A majority of voters, 59 percent, approve of the job Quinn is doing as City Council speaker, a new high. Just 20 percent disapprove.
"Who should move into City Hall when Mayor Bloomberg moves out?" asks Quinnipiac University Polling Institute Director Mickey Carroll. "Quinn tops the list of usual suspects and has an impressive job approval."
Meanwhile, despite the indictment of his citywide campaign treasurer last month, Liu is holding his own. Forty percent of voters approve of the job he is doing as comptroller, equal to his approval rating last month, prior to the indictment. The percentage of voters who disapprove of the job he is doing has risen over the last month, from 29 percent to 37 percent, but that is roughly equal to the percentage who disapproved in December (35 percent).
Moreover, just a third of Big Apple voters think Liu should resign as a result of the scandal, while 44 percent do not. In December, 28 percent thought he should resign, and 43 percent did not.
Gracie Mansion's current tenant has seen a significant uptick in his approval rating: 54 percent of voters now approve of the job Bloomberg is doing, up from 46 percent a month ago. Just 35 percent disapprove. The poll represents Bloomberg's best job rating since last September.
"It's a good poll for Mayor Mike," said Carroll.

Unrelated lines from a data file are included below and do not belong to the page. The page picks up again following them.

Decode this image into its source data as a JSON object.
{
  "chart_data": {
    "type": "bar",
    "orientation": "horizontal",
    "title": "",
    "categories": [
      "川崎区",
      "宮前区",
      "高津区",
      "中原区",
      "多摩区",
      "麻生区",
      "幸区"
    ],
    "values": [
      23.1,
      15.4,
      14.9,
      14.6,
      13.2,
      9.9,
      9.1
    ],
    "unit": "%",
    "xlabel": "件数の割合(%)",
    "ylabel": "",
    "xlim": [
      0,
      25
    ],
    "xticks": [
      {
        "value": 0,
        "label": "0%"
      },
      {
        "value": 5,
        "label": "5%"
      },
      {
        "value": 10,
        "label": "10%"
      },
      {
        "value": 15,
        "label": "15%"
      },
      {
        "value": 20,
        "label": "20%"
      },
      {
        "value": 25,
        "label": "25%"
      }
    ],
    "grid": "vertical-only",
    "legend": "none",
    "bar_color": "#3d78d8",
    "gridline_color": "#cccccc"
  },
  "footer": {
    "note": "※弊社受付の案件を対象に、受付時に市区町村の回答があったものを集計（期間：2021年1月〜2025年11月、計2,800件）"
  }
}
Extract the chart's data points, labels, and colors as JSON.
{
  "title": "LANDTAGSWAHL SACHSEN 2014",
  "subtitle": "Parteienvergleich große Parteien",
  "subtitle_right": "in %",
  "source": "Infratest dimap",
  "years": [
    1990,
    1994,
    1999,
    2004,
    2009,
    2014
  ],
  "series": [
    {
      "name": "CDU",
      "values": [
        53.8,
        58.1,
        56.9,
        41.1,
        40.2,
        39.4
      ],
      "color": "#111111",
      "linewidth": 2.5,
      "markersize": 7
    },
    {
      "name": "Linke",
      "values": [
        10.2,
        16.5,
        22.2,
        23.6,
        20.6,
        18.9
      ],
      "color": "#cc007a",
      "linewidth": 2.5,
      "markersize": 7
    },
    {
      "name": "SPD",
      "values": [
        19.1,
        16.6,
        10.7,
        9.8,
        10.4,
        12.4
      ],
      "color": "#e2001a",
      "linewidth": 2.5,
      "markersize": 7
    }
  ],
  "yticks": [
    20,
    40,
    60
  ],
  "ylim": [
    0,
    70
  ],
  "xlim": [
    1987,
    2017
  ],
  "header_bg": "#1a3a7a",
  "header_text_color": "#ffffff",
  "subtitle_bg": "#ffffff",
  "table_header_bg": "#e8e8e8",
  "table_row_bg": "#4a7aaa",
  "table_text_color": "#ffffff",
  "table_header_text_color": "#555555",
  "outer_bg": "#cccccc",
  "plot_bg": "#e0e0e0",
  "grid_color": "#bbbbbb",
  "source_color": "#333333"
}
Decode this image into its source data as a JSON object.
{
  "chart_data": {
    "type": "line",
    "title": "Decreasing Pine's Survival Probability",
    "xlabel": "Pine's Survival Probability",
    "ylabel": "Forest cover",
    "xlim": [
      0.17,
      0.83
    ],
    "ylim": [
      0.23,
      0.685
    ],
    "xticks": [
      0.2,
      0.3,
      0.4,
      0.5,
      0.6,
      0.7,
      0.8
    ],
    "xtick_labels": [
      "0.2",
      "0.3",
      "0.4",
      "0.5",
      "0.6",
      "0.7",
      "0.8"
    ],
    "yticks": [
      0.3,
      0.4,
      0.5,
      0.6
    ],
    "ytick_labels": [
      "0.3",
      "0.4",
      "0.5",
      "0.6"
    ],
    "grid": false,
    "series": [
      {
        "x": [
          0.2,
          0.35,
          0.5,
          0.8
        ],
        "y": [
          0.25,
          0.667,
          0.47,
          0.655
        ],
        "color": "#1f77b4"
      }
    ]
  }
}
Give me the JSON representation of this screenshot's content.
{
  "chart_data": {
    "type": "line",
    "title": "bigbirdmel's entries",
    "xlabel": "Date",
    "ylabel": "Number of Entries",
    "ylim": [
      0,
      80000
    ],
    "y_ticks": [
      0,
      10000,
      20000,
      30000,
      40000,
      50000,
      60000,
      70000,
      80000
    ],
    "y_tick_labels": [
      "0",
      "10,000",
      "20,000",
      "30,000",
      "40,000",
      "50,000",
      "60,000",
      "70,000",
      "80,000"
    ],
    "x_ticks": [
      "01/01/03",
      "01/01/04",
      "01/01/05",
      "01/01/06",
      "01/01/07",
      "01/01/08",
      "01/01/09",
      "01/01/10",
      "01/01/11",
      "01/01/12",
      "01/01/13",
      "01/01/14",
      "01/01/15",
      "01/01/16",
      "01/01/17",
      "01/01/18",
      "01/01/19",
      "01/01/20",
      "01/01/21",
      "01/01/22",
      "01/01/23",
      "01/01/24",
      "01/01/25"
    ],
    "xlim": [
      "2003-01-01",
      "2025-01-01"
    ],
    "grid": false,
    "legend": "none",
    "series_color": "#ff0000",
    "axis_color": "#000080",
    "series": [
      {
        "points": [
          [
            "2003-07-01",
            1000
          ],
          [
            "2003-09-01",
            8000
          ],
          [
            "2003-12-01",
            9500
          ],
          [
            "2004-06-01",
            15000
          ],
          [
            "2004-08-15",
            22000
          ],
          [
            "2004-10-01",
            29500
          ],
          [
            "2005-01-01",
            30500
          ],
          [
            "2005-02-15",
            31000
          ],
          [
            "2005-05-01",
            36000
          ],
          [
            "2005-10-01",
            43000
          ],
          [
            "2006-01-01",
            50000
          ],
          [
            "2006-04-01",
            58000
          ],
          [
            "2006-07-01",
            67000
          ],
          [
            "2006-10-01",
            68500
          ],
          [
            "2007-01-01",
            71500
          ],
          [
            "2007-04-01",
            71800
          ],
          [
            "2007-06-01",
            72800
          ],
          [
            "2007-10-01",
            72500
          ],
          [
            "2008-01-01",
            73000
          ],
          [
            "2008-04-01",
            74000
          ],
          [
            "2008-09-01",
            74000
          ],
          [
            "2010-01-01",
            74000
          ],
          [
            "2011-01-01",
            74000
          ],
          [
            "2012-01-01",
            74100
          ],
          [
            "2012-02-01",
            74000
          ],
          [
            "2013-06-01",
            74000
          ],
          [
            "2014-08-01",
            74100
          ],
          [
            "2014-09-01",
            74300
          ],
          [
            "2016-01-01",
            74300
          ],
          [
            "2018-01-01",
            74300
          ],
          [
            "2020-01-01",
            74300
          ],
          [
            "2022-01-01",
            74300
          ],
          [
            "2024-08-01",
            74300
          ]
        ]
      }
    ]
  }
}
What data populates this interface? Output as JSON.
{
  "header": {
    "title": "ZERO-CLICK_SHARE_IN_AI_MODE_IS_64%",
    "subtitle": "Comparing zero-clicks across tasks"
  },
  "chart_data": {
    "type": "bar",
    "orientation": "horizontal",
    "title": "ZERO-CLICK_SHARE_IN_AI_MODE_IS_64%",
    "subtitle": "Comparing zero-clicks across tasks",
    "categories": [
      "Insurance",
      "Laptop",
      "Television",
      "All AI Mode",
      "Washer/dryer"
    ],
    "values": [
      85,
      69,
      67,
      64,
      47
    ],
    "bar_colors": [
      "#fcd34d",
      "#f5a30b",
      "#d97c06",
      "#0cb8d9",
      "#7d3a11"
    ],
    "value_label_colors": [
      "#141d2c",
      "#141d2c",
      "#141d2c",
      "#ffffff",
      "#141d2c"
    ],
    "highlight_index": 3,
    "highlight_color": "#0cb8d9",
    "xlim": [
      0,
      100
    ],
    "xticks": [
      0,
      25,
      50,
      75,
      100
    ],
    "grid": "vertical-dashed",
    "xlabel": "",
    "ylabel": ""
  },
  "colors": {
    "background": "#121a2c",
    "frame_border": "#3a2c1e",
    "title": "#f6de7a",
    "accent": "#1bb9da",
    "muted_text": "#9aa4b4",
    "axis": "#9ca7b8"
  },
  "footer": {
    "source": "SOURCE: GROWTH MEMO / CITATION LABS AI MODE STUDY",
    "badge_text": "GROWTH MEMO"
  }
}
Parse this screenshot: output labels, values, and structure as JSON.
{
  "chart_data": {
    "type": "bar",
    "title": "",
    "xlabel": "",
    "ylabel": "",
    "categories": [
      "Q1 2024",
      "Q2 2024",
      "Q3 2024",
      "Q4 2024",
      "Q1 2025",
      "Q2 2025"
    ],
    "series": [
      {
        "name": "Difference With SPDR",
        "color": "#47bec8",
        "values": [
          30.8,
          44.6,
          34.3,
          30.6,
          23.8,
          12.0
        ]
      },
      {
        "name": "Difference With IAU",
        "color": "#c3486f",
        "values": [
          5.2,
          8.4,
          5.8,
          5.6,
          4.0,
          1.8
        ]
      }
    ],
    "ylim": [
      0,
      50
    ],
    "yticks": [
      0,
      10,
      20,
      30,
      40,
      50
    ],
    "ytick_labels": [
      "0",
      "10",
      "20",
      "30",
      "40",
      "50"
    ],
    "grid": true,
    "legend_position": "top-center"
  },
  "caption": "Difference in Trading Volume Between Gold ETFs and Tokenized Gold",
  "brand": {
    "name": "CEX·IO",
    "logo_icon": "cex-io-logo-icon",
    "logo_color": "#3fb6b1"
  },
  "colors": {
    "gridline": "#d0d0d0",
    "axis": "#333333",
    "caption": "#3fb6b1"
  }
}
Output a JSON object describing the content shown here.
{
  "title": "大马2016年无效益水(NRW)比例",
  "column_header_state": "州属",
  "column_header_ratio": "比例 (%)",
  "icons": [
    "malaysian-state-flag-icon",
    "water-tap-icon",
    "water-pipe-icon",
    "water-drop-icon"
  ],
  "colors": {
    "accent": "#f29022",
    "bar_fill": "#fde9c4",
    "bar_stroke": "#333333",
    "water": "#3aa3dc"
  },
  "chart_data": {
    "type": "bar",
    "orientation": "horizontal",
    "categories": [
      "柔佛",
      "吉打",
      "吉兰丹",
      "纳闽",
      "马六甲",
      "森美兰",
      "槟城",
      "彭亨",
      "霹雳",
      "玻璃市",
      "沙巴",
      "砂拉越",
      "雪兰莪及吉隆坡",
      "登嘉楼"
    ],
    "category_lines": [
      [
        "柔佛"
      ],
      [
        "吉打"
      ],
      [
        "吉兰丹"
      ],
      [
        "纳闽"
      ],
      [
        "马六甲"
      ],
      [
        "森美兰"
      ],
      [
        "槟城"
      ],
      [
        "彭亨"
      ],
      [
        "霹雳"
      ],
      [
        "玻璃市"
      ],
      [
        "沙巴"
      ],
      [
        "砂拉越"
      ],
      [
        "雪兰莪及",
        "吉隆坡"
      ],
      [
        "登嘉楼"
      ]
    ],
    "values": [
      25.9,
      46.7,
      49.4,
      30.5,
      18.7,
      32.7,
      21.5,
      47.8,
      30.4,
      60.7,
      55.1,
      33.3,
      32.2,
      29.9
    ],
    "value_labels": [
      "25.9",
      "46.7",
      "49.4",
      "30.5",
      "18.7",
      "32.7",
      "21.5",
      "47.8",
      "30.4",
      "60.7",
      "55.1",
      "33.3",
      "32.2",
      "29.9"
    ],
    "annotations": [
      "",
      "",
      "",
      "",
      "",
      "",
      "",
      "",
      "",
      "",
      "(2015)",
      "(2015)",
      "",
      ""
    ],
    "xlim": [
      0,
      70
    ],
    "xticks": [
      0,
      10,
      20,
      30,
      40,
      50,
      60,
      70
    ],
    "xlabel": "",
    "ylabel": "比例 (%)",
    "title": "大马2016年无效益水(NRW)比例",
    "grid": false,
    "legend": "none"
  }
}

Bloomberg's rising approval rating could be a boon for Quinn's mayoral chances: She is widely seen as a Bloomberg ally, though the two have split on some important issues as of late, including the city's new policy for homeless shelters, over which the council sued the mayor.
The Quinnipiac University poll was conducted March 6-11, surveying 964 voters. The margin of error is plus-or-minus 3.2 percentage points.